In 1983, Barbara McClintock was awarded the Physiology or Medicine prize “for her discovery of mobile genetic elements”. McClintock’s elegant and careful studies in maize established the concept of transposons, entities capable of moving around in an organism’s genetic material, disrupting or activating genes as they went; experiments performed before the structure and nature of the genetic code had been established. McClintock waited some 30 years between the discoveries that brought her prize and her trip to Sweden to collect it. This is not the longest delay in Nobel history, but may suggest that recognition only came when it had been established that transposons were not some unique feature of plants, but ubiquitous across all kingdoms.

Similar ‘plant blindness’ may have resulted in researchers missing out on awards they would have received if only their experimental organism had been an animal. For example, the 1998 Physiology or Medicine prize was awarded to Robert F. Furchgott, Louis J. Ignarro and Ferid Murad for their work on nitric oxide signalling in the 1980s. This was fully deserved for an important discovery in medical research, but the many researchers who worked on ethylene signalling and its involvement in fruit ripening throughout the twentieth century could feel rightly aggrieved to hear the nitric oxide results described as “the first discovery that a gas can act as a signal molecule”.

A number of plant scientists were unlucky in 2006 when the Physiology or Medicine prize went to Andrew Fire and Craig Mello “for their discovery of RNA interference — gene silencing by double-stranded RNA”. Fire and Mello were working in the nematode Caenorhabditis elegans, but plant biologists (including Rich Jorgenesen and colleagues at the DNA Plant Technology Corporation in Oakland, California) had identified essentially the same phenomenon in petunia in 1990 (around 5 years before it was first described in worms) and spent the following decade elucidating its mechanism.
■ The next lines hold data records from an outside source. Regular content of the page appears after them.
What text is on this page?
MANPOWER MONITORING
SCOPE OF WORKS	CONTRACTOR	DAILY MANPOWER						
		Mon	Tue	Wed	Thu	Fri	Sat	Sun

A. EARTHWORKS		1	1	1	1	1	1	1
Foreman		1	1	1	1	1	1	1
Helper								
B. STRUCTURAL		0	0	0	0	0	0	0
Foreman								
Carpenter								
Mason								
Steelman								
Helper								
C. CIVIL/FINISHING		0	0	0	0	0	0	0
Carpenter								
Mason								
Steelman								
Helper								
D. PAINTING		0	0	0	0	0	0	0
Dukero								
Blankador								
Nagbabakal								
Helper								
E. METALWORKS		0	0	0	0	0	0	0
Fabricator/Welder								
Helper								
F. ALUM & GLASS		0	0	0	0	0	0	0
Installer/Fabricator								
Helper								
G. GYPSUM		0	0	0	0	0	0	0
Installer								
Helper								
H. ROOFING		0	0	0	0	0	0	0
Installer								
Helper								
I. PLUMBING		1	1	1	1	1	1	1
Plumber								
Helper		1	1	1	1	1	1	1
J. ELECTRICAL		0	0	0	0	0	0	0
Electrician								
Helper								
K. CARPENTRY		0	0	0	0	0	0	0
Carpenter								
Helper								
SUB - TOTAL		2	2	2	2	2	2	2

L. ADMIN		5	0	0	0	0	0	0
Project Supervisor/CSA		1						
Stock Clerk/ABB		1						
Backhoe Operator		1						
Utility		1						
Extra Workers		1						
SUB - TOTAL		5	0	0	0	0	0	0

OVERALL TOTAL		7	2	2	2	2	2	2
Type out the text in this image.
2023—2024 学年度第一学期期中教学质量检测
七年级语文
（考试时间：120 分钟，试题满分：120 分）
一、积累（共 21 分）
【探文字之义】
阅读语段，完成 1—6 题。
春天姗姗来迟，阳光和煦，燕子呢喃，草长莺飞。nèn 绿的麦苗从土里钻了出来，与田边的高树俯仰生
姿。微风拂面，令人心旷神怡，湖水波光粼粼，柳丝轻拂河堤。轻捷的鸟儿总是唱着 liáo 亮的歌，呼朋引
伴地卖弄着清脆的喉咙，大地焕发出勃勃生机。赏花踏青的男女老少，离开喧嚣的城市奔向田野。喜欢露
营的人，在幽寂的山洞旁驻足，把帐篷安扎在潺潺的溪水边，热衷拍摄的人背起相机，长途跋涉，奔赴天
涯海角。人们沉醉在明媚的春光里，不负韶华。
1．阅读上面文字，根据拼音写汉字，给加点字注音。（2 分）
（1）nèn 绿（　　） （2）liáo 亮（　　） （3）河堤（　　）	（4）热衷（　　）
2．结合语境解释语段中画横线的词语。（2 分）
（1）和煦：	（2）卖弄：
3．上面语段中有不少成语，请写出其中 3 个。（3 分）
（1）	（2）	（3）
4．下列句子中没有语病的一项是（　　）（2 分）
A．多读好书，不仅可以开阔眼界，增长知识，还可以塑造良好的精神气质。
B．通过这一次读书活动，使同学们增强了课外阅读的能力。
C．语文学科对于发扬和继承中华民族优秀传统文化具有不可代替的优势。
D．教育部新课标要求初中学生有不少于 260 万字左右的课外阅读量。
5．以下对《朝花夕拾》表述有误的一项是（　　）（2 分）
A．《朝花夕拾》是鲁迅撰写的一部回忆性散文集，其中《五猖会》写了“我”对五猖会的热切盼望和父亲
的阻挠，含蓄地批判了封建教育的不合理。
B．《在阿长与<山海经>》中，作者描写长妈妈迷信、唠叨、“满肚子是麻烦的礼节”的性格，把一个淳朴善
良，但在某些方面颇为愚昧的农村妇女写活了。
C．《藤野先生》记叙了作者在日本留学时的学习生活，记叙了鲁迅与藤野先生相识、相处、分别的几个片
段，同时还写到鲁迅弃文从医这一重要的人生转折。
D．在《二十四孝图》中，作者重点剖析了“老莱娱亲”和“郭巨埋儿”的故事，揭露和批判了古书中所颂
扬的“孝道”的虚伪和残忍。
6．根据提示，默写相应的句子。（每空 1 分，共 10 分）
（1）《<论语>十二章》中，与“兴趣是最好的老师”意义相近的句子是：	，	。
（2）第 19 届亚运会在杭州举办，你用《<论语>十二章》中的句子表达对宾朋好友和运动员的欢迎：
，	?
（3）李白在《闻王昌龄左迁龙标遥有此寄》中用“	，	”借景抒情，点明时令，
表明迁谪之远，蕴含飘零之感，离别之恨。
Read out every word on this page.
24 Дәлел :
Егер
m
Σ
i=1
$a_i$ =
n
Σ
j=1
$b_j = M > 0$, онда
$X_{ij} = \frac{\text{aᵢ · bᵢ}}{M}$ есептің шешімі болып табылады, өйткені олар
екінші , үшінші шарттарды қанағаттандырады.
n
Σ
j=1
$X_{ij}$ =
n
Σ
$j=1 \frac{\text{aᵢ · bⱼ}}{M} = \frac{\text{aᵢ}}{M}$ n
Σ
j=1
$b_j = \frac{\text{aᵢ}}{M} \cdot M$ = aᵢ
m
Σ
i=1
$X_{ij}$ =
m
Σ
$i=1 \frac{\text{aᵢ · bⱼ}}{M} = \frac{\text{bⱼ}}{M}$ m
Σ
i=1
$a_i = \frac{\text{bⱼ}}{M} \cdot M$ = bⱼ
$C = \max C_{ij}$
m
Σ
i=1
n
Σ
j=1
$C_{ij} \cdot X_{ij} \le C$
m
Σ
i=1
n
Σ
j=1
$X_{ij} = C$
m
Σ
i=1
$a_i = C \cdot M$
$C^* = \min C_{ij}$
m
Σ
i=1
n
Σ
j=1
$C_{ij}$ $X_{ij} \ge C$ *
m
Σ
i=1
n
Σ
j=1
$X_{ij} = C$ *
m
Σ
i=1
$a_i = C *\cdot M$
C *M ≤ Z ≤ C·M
There have been a number of other Nobel prizes relating to plant topics, although not awarded to researchers who might consider themselves plant biologists. In 1988, Johann Deisenhofer, Robert Huber and Hartmut Michel were awarded the Chemistry prize “for the determination of the three-dimensional structure of a photosynthetic reaction centre”, albeit that of the purple bacterium Rhodopseudomonas viridis (now reclassified as Blastochloris viridis). Long before this, chemists Richard Willstätter and Hans Fischer were honoured, in 1915 and 1930 respectively, for studies of pigments including chlorophyll. Other chemists studying plant products have also been rewarded: Robert Robinson in 1947 for work on plant alkaloids and, more recently, Tu Youyou received a share of the 2015 Physiology or Medicine prize for investigations into the antimalarial properties of artemisinin.

The history of plant biology in the Nobels doesn’t make it easy to predict on which problem a plant researcher should concentrate to secure a trip to Stockholm. Photosynthesis has been popular with the Nobel committee, so perhaps there will be future prizes here for fundamental discoveries or applied engineering. Maybe there will be Peace laureates to succeed Borlaug who create crop varieties to better feed the world’s expanding population. However, the best advice remains: don’t think about the prize, think about the question!

The second important date in the last month was the 4 November, which marked the 150th anniversary of the publication of the first issue of Nature. The second item of that 1869 issue was On the Fertilisation of Winter-Flowering Plants by Alfred W. Bennett. It is pleasingly symmetrical that the cover of the 31 October 2019 issue of Nature — the last before the anniversary — also features a plant research Article, which is also discussed in a News & Views, by Patrick Wincker, in this issue of Nature Plants.